Categories: Parallel Computing Tags: R foreach doMC EC2

## Preface

A while back I was peer-reviewing a trading strategies research paper, I became bottle-necked by an AdaBoost Decision Tree Stump Analysis that was clocking over ~10 minutes to complete. As this part of my analysis was only one-third of the analyses that I was conducting, for logistical, spiritual reasons – I had to remedy this bottleneck. An immediate solution was utilizing the parallel processing packages: foreach(), and doMC().

## foreach and doMC Packages

The foreach package supports parallel execution. The foreach function is just a for loop, but it returns objects e.g. lists(), matrices, and arrays. A reason for using foreach package over other looping functions i.e. the apply family is that foreach supports parallel execution.
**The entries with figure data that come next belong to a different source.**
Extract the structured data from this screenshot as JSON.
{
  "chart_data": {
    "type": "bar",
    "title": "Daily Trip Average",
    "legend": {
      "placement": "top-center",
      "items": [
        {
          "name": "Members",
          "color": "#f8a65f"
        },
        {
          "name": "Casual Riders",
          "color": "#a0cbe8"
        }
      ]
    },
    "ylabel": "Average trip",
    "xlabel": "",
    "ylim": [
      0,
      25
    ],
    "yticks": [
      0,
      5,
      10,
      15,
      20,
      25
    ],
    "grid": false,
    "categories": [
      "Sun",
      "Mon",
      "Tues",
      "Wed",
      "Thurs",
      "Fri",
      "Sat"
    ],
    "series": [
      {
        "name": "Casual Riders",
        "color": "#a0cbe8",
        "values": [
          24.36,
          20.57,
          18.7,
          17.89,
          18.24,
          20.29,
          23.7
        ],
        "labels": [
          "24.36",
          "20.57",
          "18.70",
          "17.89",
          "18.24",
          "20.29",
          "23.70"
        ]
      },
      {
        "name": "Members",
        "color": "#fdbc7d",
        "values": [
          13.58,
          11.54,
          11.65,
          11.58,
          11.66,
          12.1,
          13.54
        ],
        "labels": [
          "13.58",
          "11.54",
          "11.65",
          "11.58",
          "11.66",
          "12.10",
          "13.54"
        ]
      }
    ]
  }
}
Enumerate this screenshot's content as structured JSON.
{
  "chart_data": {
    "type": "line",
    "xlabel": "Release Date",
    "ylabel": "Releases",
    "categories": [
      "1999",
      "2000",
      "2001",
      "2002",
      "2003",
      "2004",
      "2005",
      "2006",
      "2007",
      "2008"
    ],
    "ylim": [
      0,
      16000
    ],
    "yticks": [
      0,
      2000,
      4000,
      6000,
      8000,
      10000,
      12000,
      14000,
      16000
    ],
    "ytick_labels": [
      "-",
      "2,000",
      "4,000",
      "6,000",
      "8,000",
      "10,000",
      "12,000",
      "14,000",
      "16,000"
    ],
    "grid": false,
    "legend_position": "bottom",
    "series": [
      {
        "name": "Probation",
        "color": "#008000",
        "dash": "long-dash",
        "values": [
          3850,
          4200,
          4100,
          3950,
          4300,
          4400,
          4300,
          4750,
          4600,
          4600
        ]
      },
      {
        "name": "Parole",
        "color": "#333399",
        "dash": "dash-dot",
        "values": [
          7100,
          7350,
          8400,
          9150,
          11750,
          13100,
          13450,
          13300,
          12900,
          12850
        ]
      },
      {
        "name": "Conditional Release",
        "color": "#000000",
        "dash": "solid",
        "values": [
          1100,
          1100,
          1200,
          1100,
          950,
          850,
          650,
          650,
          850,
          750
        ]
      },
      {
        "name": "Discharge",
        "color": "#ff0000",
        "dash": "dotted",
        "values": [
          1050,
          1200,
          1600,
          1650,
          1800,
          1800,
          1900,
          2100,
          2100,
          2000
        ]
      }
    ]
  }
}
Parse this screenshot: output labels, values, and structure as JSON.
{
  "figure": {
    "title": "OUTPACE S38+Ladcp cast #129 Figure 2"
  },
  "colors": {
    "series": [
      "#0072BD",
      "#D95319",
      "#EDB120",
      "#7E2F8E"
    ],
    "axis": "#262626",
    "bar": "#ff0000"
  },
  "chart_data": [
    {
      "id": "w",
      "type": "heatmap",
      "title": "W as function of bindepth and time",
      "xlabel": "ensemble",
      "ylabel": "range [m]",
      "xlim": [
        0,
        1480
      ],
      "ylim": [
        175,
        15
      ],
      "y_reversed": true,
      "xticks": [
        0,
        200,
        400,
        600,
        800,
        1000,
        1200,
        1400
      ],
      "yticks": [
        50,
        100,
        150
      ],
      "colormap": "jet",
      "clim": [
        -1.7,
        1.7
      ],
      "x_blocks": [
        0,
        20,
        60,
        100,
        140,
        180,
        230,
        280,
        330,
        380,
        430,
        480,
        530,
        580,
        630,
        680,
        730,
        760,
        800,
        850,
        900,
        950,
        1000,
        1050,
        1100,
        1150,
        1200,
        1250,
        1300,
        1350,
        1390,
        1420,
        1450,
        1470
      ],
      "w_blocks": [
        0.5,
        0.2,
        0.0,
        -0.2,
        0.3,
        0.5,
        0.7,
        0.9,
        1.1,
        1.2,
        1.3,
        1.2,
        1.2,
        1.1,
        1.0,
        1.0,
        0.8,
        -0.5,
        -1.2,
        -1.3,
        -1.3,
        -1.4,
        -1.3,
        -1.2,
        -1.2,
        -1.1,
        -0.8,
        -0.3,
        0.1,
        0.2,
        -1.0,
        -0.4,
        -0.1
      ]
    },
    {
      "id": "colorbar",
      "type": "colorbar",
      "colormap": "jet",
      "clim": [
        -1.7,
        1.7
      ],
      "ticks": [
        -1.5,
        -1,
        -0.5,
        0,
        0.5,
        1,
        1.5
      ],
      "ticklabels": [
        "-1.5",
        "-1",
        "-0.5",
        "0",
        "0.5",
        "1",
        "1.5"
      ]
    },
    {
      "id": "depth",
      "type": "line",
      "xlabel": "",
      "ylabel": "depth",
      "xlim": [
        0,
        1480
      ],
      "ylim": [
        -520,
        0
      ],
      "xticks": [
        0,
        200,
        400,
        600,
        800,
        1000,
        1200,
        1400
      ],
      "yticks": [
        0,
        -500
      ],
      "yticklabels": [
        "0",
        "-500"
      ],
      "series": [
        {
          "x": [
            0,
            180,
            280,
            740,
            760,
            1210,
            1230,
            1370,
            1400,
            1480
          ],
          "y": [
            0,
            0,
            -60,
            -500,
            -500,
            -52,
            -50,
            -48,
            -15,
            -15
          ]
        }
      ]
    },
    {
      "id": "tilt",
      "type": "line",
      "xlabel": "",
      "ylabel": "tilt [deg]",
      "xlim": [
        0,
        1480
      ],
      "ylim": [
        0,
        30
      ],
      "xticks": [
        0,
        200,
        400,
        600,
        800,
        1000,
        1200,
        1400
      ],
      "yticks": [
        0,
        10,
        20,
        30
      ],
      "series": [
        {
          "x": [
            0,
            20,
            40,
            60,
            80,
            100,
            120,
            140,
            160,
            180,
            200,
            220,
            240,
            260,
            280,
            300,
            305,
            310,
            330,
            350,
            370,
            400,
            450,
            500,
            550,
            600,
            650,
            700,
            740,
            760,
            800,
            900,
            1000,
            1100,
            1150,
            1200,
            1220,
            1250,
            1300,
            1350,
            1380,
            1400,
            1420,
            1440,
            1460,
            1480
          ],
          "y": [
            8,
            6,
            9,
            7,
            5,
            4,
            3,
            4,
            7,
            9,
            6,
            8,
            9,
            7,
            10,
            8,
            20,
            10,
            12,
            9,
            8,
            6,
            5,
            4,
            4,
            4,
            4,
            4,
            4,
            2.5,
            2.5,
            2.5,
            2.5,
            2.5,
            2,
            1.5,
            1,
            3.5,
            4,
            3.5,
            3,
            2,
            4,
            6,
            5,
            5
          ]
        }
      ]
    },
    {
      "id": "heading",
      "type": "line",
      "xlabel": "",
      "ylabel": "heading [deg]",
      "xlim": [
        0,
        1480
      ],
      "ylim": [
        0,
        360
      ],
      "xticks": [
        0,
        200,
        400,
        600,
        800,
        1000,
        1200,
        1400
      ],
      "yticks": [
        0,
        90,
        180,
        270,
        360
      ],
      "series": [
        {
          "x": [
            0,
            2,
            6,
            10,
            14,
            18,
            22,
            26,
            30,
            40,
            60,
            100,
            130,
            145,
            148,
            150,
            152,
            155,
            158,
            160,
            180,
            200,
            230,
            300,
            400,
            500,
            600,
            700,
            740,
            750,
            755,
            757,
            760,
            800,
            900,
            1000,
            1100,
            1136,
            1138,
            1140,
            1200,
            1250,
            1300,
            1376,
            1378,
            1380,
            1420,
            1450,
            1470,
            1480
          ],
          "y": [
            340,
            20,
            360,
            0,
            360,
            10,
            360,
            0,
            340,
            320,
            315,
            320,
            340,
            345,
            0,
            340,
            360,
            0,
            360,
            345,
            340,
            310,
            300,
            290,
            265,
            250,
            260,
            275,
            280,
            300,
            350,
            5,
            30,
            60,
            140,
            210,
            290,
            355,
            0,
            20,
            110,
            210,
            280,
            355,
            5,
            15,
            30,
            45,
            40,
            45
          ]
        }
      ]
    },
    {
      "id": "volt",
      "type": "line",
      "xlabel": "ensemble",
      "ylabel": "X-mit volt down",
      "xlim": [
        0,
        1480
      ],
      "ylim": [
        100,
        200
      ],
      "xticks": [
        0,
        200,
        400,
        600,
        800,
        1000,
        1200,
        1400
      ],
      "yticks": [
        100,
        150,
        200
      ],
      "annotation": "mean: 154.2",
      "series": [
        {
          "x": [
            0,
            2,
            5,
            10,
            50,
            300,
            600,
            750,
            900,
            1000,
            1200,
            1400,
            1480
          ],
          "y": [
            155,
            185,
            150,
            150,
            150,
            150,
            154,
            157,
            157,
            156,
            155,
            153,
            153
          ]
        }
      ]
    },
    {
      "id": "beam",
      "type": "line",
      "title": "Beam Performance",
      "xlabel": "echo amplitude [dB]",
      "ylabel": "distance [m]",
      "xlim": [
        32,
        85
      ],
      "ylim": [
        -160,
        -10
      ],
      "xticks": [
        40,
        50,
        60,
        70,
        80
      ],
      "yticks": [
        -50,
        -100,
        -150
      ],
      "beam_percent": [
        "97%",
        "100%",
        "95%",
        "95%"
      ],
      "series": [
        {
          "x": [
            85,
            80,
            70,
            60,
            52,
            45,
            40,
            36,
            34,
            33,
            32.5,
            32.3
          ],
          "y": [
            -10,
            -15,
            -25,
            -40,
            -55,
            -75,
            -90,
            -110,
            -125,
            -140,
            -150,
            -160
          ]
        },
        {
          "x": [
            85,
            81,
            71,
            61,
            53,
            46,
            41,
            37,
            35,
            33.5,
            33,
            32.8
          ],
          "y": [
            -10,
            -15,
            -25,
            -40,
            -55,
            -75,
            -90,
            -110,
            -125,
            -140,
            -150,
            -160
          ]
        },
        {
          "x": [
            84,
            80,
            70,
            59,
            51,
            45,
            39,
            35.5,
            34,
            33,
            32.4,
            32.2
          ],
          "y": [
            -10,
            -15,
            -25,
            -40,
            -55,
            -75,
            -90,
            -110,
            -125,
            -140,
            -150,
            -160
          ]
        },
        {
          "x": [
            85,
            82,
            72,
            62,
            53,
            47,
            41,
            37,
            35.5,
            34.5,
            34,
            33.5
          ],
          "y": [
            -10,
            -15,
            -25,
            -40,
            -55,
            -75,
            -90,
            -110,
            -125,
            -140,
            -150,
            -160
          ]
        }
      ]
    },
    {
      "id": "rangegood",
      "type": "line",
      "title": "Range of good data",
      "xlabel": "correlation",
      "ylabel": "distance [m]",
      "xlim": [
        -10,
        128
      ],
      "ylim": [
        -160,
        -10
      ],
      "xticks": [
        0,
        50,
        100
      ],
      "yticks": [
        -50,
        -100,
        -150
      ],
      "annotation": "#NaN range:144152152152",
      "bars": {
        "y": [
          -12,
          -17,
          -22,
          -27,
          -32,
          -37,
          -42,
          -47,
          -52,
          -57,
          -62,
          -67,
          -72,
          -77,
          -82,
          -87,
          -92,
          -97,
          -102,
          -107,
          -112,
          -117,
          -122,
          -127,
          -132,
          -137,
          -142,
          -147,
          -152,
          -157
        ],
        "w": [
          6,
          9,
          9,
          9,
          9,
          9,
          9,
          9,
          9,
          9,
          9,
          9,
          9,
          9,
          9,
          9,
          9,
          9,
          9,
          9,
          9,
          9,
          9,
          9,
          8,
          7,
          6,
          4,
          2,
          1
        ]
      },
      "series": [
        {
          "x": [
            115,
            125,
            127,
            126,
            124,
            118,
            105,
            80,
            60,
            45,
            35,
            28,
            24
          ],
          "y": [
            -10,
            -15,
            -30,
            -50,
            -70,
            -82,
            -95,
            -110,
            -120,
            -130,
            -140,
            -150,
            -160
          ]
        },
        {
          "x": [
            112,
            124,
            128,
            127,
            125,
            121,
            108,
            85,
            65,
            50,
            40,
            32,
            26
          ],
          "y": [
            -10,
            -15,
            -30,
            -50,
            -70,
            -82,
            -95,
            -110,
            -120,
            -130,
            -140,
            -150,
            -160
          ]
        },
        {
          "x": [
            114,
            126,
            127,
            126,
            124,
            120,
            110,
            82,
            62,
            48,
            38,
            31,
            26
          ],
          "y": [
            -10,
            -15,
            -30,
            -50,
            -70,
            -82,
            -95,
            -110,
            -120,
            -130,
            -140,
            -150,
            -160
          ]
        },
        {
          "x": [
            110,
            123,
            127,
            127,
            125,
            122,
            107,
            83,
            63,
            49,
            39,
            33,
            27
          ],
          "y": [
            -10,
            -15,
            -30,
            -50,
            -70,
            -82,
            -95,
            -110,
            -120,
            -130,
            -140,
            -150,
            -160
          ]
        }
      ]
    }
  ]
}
The doMC package provides the mechanism for the foreach function. The doMC package only works on a single computer, NOT a cluster of computers. I found this out the hard way.

To run a parallel job, you simply add %dopar% after initializing the cluster object.

registerDoMC(2)                                               #initialize cluster object
foreach(i=1:4, .combine='+') %do%    {some_function(i)}       #sequential
foreach(i=1:4, .combine='+') %dopar% {some_function(i)}       #parallel 

Seems simple, no? But there are a lot of potential pitfalls. foreach function works best when different tasks can be done independently, but when these tasks have to communicate with each other, then foreach function can be quite inefficient. I too found this out the hard way.

## A Simple Example

The example that I chose to show here is simply calculating the Frobenius norm of a varying sized list of vectors. Believe it or not, trying to recreate this example to run as my model had done was actually more educational than the original application. I chose this example because it is similar to baseline matrix multiplications which are typically used for comparing performance. My computer only has 2 cores, so to get something more exciting and expensive, I used an EC2 instance. Amazon charged me $\$0.44$ to run this. I guess I could’ve bought a Bazooka Joe instead – if those still exist. The results below show the expected overhead in parallelizing small vectors. Spinning up more task takes up more time for smaller sized objects. This seems evident when comparing the red, blue, and black lines below. Likewise, a performance gain for parallelizing is only observed after the object’s size is over $2^{25}\$. The parallelization doesn’t quite meet the available number of cores, but this most likely due to inefficient code on my part with a nested loop thereby reducing the number of cores that are available. This will be a follow-on exercise for me to verify.